IDC Philippines market analyst Angela Medez stated ongoing supply disruptions are expected to challenge vendors, but noted the market could see some improvements towards the end of the year.
“The silver lining could be the acceleration of 5G smartphones, as vendors focus on their 5G portfolio to drive growth.”
Shipments dropped 7.1 per cent to 3.9 million units: 5G smartphones accounted for nearly 20 per cent of the total.
Medez highlighted a 16.3 per cent drop in shipments of 4G Android devices, with models priced under $200 “impacted the most”.

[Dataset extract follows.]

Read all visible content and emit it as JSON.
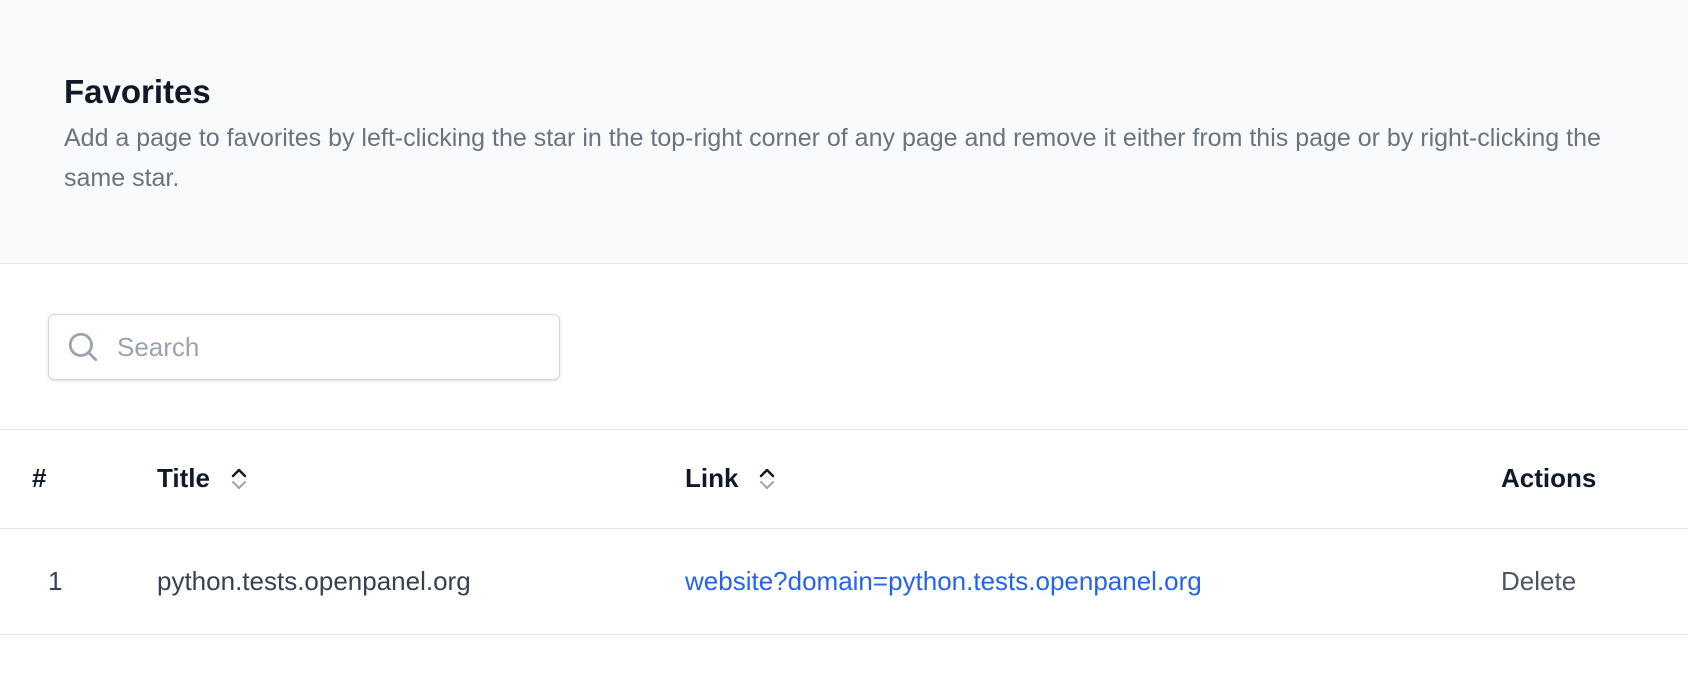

Realme maintained top position with a 20.2 per cent market share, down 1.1 percentage points, with shipments falling 11.6 per cent. Transsion jumped from fourth to second with a 19.8 per cent share.
Samsung remained third, with a 16.8 per cent share up from 14.5 per cent in Q1 2021 driven by 7.6 per cent shipments growth, while Xiaomi was fourth with a 20.8 per cent increase in shipments boosting its share to 14.2 per cent from 10.9 per cent.